Jane Friedman has another fabulous article on all these different ways of self-publishing and even a downloadable chart for our information. If you need any help at any time with finding editors, or graphic designers, you name it. Check out your writer’s guilds — there’s one in every province here in Canada. Join in writer’s groups or other writing establishments. There are online supports as well, such as A Writer’s Path Writers’ Club.
The Pros and Cons
Here are the pros:
- Total control. You’re in charge of everything. You don’t give up your rights or your message. You get to decide what happens every step of the way to your story being published.
- Faster publishing time. You get to publish when you want and in whatever format that you choose. Don’t forget to do your editing though! This also means that you can start making money quicker as well.
- Higher royalties. You’re going to be making the bulk of money from your sales. There will be a bit cut off the selling price for your distributor and your retailer. However, this is going to make you rich over night. It is going to take time and effort in your marketing to make sure people are buying your book. Without this then your book isn’t going to do very well.
- You can sell world wide because you still have the rights to do so. You don’t have to publish in certain countries where your traditional publisher knows they will do well. English is a universally accepted language and that means you can publish your book in a lot of different areas.
- You can use self-publishing to land a traditional publisher. It gets you a foot in the door. It shows that you can market your book and that you already have a following of readers – which appeals to those publishing houses. Plus it can land you some better deals than it would if you were looking to get published for the first time. E.L. James and Andy Weir did this and they’re now living it up in the spotlight.
Here are the cons:
- You do it all by yourself. You’re in charge of what happens to your story. You have to put in the time or effort or need to hire the right people to help you.
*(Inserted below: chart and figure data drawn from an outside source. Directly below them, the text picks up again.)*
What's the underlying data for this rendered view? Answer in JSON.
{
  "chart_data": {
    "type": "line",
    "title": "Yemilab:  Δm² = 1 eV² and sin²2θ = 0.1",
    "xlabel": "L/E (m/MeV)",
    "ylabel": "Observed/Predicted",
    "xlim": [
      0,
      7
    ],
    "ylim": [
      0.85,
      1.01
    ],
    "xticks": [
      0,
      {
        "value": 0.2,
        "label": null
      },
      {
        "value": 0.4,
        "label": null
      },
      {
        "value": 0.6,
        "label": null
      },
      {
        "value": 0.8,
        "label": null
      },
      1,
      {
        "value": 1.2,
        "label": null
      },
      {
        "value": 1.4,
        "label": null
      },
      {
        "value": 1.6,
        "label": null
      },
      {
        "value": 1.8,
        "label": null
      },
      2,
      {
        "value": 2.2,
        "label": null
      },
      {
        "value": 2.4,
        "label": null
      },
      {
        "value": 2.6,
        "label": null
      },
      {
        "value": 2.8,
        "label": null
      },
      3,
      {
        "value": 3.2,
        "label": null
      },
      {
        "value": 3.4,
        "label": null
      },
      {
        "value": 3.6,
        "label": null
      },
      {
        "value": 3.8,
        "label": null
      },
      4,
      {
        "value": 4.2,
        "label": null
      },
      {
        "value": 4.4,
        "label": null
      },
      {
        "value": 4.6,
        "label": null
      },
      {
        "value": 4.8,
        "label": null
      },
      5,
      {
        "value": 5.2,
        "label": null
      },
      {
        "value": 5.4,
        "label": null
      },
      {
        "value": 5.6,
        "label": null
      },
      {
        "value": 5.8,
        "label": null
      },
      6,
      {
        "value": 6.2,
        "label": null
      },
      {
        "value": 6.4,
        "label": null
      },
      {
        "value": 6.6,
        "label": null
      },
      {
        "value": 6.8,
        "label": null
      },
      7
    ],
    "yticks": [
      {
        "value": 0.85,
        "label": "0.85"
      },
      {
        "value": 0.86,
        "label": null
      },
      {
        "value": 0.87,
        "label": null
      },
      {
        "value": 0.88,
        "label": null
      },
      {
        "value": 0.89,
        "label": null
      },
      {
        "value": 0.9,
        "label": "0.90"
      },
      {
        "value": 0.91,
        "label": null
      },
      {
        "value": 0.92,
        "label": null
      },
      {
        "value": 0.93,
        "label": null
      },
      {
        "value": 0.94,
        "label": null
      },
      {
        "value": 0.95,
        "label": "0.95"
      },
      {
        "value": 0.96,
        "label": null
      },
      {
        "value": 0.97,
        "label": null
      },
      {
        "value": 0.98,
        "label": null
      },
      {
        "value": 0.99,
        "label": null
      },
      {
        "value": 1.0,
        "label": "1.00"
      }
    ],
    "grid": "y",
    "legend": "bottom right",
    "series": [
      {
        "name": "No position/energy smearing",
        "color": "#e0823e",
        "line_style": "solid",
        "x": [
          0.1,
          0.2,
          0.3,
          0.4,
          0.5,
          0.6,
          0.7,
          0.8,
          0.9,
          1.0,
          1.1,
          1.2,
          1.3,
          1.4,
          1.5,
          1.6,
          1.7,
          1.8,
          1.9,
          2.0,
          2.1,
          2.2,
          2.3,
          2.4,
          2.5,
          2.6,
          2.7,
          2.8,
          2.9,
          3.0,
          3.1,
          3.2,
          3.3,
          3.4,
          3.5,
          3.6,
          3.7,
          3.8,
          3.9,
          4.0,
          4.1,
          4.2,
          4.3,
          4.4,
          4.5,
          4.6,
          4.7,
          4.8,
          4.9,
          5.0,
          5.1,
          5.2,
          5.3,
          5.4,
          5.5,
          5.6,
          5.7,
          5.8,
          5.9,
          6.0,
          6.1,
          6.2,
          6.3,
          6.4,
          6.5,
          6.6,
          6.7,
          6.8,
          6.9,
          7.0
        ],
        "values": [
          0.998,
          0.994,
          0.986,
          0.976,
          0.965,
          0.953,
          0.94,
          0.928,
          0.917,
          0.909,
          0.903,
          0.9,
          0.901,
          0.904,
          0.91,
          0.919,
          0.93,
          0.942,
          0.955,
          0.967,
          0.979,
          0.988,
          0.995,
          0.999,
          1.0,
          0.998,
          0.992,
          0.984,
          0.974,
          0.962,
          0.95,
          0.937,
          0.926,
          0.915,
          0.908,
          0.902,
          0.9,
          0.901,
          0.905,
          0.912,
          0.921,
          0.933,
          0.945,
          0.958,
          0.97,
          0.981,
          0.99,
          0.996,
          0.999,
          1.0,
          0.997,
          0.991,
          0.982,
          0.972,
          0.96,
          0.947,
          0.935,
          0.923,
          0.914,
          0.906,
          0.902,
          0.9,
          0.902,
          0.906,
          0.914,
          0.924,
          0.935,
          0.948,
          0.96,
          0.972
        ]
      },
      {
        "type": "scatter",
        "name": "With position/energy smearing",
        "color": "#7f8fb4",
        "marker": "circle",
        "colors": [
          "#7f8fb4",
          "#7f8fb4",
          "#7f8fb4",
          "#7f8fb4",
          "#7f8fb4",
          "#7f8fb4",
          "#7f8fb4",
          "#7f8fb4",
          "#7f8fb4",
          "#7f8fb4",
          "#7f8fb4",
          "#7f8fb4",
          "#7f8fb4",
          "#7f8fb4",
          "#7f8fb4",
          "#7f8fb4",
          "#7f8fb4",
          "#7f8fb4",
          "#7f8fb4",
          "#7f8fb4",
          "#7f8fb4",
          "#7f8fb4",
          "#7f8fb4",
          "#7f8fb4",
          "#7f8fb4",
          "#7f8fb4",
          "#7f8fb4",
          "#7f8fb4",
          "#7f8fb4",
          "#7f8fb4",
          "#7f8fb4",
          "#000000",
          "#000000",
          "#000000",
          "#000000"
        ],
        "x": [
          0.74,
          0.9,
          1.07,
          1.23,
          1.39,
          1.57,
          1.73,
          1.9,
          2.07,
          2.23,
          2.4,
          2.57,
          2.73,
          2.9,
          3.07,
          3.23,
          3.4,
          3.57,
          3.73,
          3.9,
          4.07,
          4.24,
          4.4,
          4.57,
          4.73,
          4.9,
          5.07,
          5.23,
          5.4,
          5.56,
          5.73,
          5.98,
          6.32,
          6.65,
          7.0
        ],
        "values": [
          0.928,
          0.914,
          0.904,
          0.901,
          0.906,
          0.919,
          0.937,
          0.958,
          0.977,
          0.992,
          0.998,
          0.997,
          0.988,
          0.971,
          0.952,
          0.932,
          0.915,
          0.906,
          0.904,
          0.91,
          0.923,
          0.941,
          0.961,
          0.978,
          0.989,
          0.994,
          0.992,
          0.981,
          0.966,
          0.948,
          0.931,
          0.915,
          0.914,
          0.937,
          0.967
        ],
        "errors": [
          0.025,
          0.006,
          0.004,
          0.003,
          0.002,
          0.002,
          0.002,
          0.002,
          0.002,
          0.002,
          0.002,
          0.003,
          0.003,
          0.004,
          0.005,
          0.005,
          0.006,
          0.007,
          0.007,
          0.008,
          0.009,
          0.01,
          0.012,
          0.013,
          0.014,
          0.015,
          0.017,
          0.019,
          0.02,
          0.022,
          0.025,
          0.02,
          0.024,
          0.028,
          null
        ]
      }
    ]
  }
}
You have to do the publishing and you have to define what success looks like for you. Then you get to go and make that happen. So you need to decided if you like the creative and the business side of things.
- There’s no prestige, kudos or acknowledgement from the industry. The stigma of self-publishing is going down, but if what other people think is going to bother you into an ulcer then this might not be for you.
- Most literary prizes don’t accept self-published books. Plus literary critics won’t read these books. This really sucks. There are a lot of great writers out there that aren’t going to be recognized for their brilliance and they’ll most likely be dead when they get that kudos.
- It’s difficult to get print distribution in bookstores. Traditional publishers have this down to a science. It’s a bit harder for you to independently do this – it’s not impossible though. Just politely harass the store until they give you the time to pitch your book. Trust me I know they like to dodge calls from independent authors.
- You’re going to need a budget. If you want help from an editor, graphic designer or your book formatted, then you’re going to need to hire someone to do the work for you. This is obviously going to cost money. Especially if you’re intending to make a living from this, then yes, you need to invest money in creating intellectual property assets.